Приливы и отливы достоверности и условности на сцене, волнами сменяющие друг друга, действуют по закону контраста. Дойдя до одной крайности, до одного берега, волна, ударяясь в него, откатывается к другому, противоположному. Где же границы этих колебаний, что образует берега? Разумеется, сам человек как главный предмет искусства и все то, что есть нечеловек, то есть абсолютная абстракция. Говоря шире, жизнь и смерть. Между этими двумя берегами и колеблется, волнуется искусство. В бурные, взрывчатые времена художник, словно желая разгадать загадку бытия, невольно порой тянется к абстрактному, непостижимому для него. Во времена мирные поток устремляется вспять, вплотную приближается к жизни, желая постичь ее живую тайну. Но ни одну границу нельзя пересечь: дальше искусство кончается. Ни полностью слиться с реальным, ни заглянуть в ирреальное художнику не дано.
Разница мировосприятия в конечном счете и определяет сложение того или иного стиля. Так, цельность гуманистического взгляда на мир определила в свое время рождение системы Станиславского, взрывчатая противоречивость времени породила систему Мейерхольда. Подобно этому, послевоенная действительность, настраивавшаяся на мирный лад, вызвала к жизни искусство «Современника», а давно подспудно назревавшая потребность выразить на сцене противоречия времени немирного, думается, толкнула к созданию театра на Таганке.

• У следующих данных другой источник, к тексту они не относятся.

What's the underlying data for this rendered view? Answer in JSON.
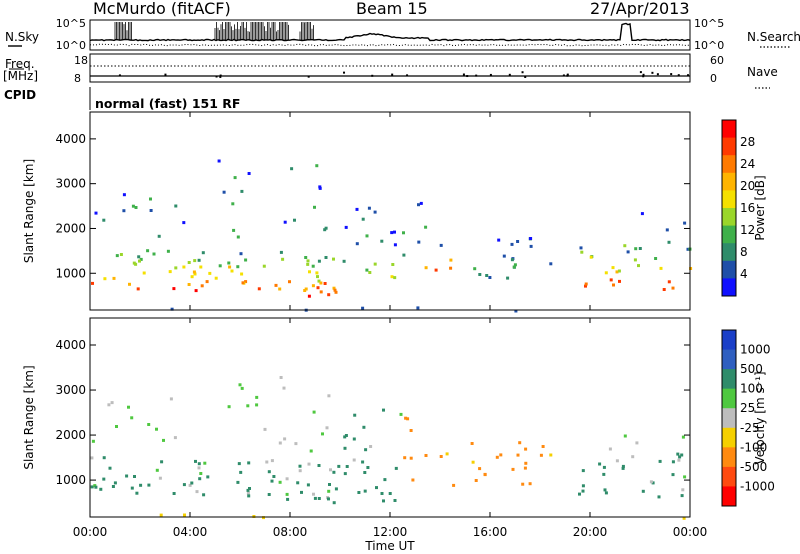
{
  "header": {
    "station": "McMurdo (fitACF)",
    "beam": "Beam 15",
    "date": "27/Apr/2013"
  },
  "top_panels": {
    "nsky_label": "N.Sky",
    "nsky_ticks": [
      "10^5",
      "10^0"
    ],
    "nsearch_label": "N.Search",
    "nsearch_ticks": [
      "10^5",
      "10^0"
    ],
    "freq_label": "Freq.",
    "freq_unit": "[MHz]",
    "freq_ticks": [
      "18",
      "8"
    ],
    "nave_label": "Nave",
    "nave_ticks": [
      "60",
      "0"
    ],
    "cpid_label": "CPID",
    "cpid_value": "normal (fast) 151 RF"
  },
  "chart_data": [
    {
      "type": "heatmap",
      "name": "power",
      "ylabel": "Slant Range [km]",
      "y_ticks": [
        1000,
        2000,
        3000,
        4000
      ],
      "ylim": [
        180,
        4600
      ],
      "xlim": [
        0,
        24
      ],
      "colorbar_label": "Power [dB]",
      "colorbar_ticks": [
        "28",
        "24",
        "20",
        "16",
        "12",
        "8",
        "4"
      ],
      "colors": [
        "#ff0000",
        "#ff3a00",
        "#ff7a00",
        "#ffb400",
        "#f5e000",
        "#9ad62a",
        "#3fb04a",
        "#2f8c6a",
        "#1f4fa8",
        "#1010ff"
      ]
    },
    {
      "type": "heatmap",
      "name": "velocity",
      "ylabel": "Slant Range [km]",
      "y_ticks": [
        1000,
        2000,
        3000,
        4000
      ],
      "ylim": [
        180,
        4600
      ],
      "xlim": [
        0,
        24
      ],
      "xlabel": "Time UT",
      "x_tick_labels": [
        "00:00",
        "04:00",
        "08:00",
        "12:00",
        "16:00",
        "20:00",
        "00:00"
      ],
      "x_ticks": [
        0,
        4,
        8,
        12,
        16,
        20,
        24
      ],
      "colorbar_label": "Velocity [m s⁻¹]",
      "colorbar_ticks": [
        "1000",
        "500",
        "100",
        "25",
        "-25",
        "-100",
        "-500",
        "-1000"
      ],
      "colors": [
        "#1a3fc8",
        "#2f5fc0",
        "#2f8c6a",
        "#4fc840",
        "#bdbdbd",
        "#f5d000",
        "#ff8a10",
        "#ff4a10",
        "#ff0000"
      ]
    }
  ]
}
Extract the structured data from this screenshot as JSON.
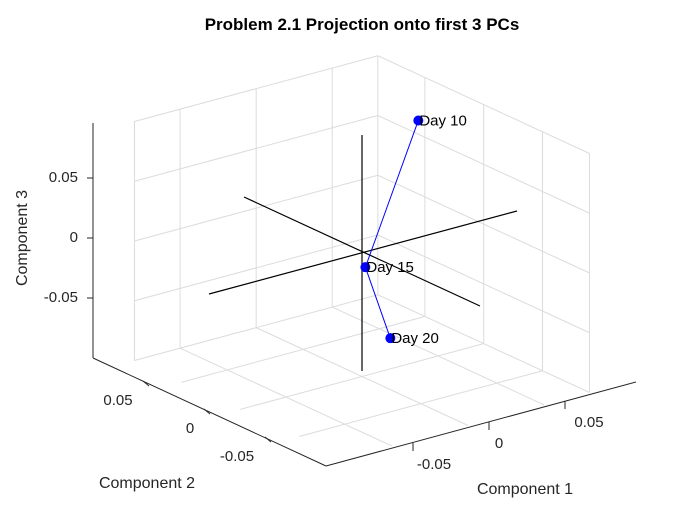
{
  "chart_data": {
    "type": "line",
    "title": "Problem 2.1 Projection onto first 3 PCs",
    "xlabel": "Component 1",
    "ylabel": "Component 2",
    "zlabel": "Component 3",
    "x_ticks": [
      "-0.05",
      "0",
      "0.05"
    ],
    "y_ticks": [
      "-0.05",
      "0",
      "0.05"
    ],
    "z_ticks": [
      "-0.05",
      "0",
      "0.05"
    ],
    "series_color": "#0000ff",
    "points": [
      {
        "label": "Day 10",
        "x": 0.044,
        "y": 0.009,
        "z": 0.095
      },
      {
        "label": "Day 15",
        "x": 0.003,
        "y": 0.001,
        "z": -0.01
      },
      {
        "label": "Day 20",
        "x": 0.014,
        "y": -0.006,
        "z": -0.07
      }
    ],
    "grid": true,
    "view": "3d"
  }
}
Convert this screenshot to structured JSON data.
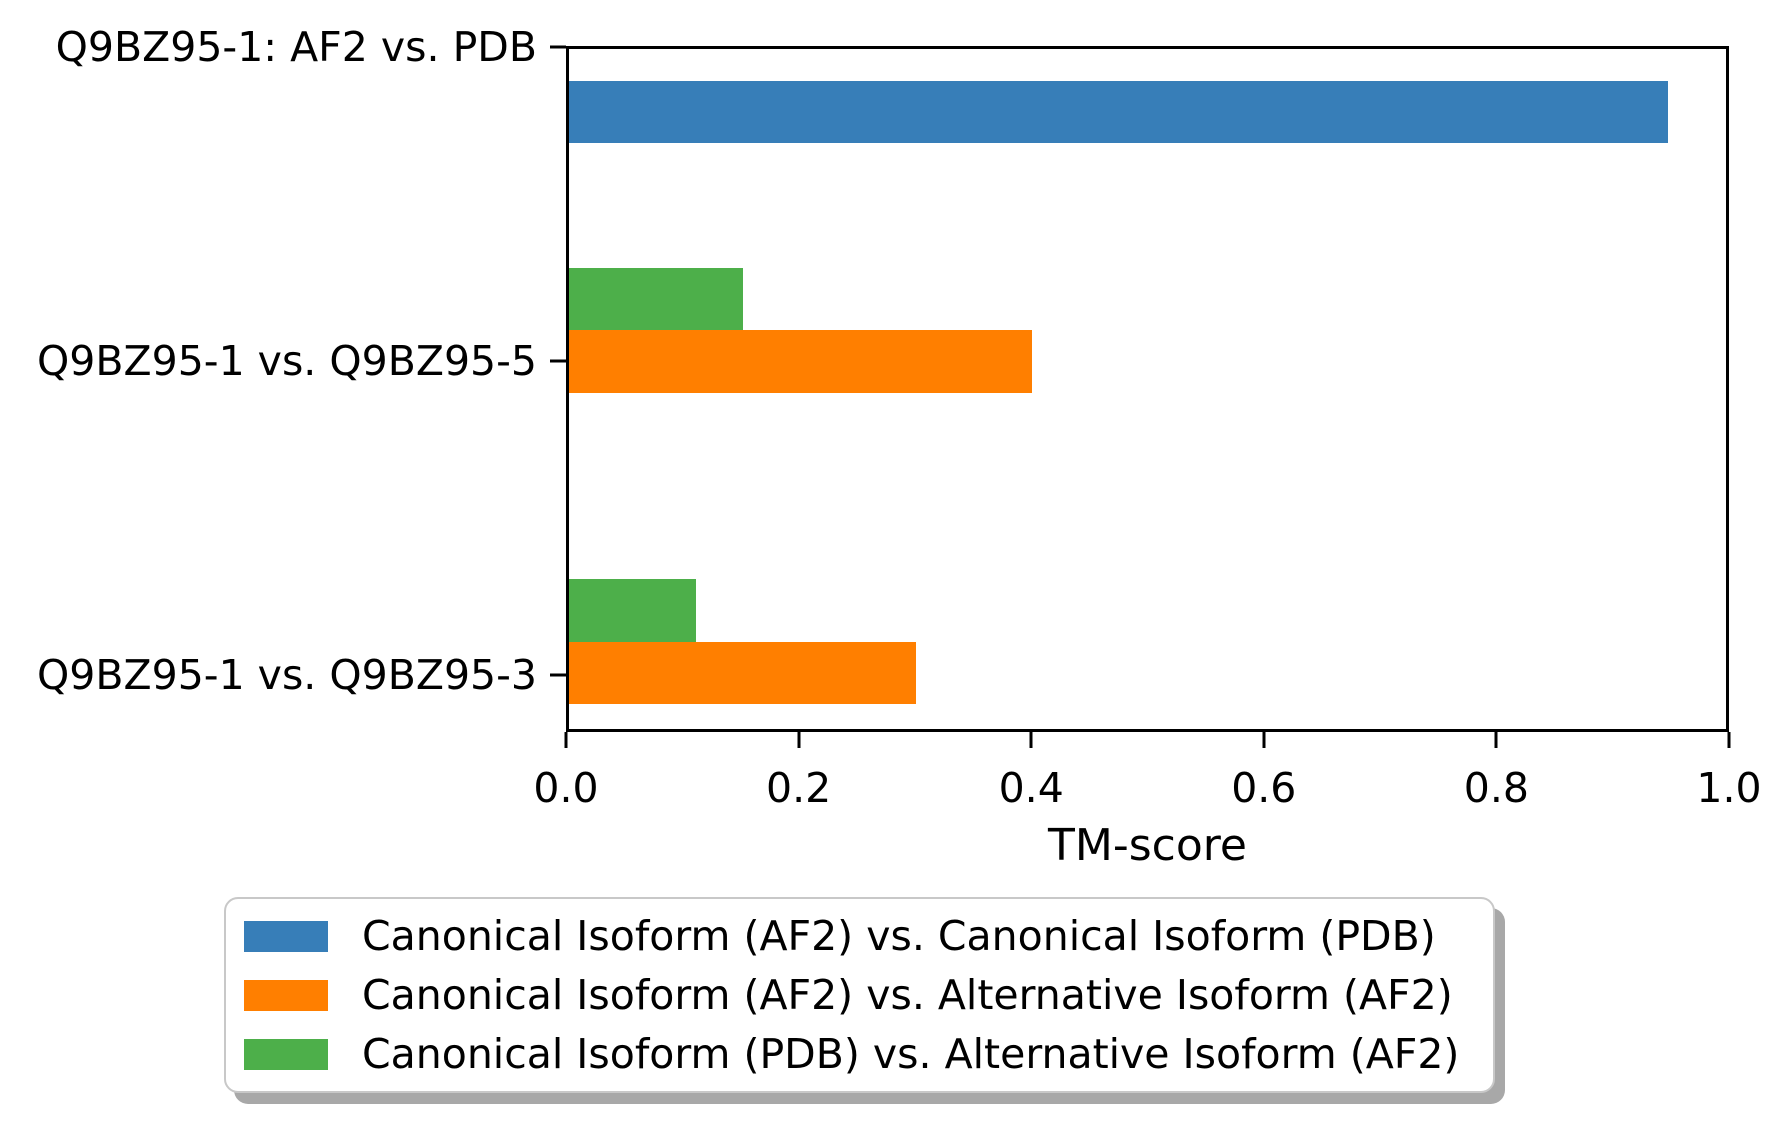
{
  "chart_data": {
    "type": "bar",
    "orientation": "horizontal",
    "title": "",
    "xlabel": "TM-score",
    "ylabel": "",
    "xlim": [
      0.0,
      1.0
    ],
    "xticks": [
      0.0,
      0.2,
      0.4,
      0.6,
      0.8,
      1.0
    ],
    "grid": false,
    "legend_position": "below-chart",
    "categories": [
      "Q9BZ95-1: AF2 vs. PDB",
      "Q9BZ95-1 vs. Q9BZ95-5",
      "Q9BZ95-1 vs. Q9BZ95-3"
    ],
    "category_positions": [
      2,
      1,
      0
    ],
    "ylim": [
      -0.18,
      2.003
    ],
    "bar_height": 0.2,
    "series": [
      {
        "name": "Canonical Isoform (AF2) vs. Canonical Isoform (PDB)",
        "color": "#377eb8",
        "offset": -0.2,
        "values": [
          0.95,
          null,
          null
        ]
      },
      {
        "name": "Canonical Isoform (AF2) vs. Alternative Isoform (AF2)",
        "color": "#ff7f00",
        "offset": 0,
        "values": [
          null,
          0.4,
          0.3
        ]
      },
      {
        "name": "Canonical Isoform (PDB) vs. Alternative Isoform (AF2)",
        "color": "#4daf4a",
        "offset": 0.2,
        "values": [
          null,
          0.15,
          0.11
        ]
      }
    ],
    "colors": {
      "spine": "#000000",
      "text": "#000000",
      "legend_border": "#c8c8c8",
      "legend_shadow": "#a8a8a8"
    }
  }
}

Недаром «Современнику», как прежде Станиславскому, трагедия была внутренне чужда, в то время как «Таганка», подобно Мейерхольду, нашла себя именно в трагедии. Отсюда — органическая невозможность оторваться от жизни в первом случае и столь же органическая тяга к разрывам во втором. Бесстрашие этих разрывов ведет нас к самому порогу смерти и в «Зорях», и в «Гамлете». Как поведет себя человек у крайнего предела, способен ли он выдержать порой тяжкое испытание смертью — вот что волнует театр на Таганке. Театр «Современник» тоже испытывает человека, но — жизнью, бытом, буднями. Это каждодневное, постоянное испытание повседневностью, требующее от человека не меньше, а может быть, и больше запаса стойкости и терпения, слагает свой стиль. И если на Таганке формируется стиль поэтического театра, то в «Современнике» — театра прозаического.
В наши мирные дни театр, оттолкнувшись от берега условности, снова идет на сближение с достоверностью. Оказалось, что и в век НТР не все можно рассчитать и запрограммировать. Теперь опять вспомнили о природе, о значении быта на сцене, о приоритете актера, о «правде жизни человеческого духа». Режиссерский театр двинулся на стыковку с театром актерским. Поэтический театр занялся прозой, прозаический — поэзией. Повальное увлечение Мейерхольдом сменяется новым интересом к Станиславскому. Идея синтеза театра условно-метафорической образности с театром «живого актера» кажется особенно перспективной тенденцией развития современной сцены. Наверное, это сближение полюсов происходит потому, что театр идет к постижению диалектической сложности жизни, охватывает частное в неразрывной связи с общим, сопрягает личное с общечеловеческим,
сдвигает быт с философией времени. Тенденция эта, близкая всякому настоящему искусству, становится теперь особенно заметной.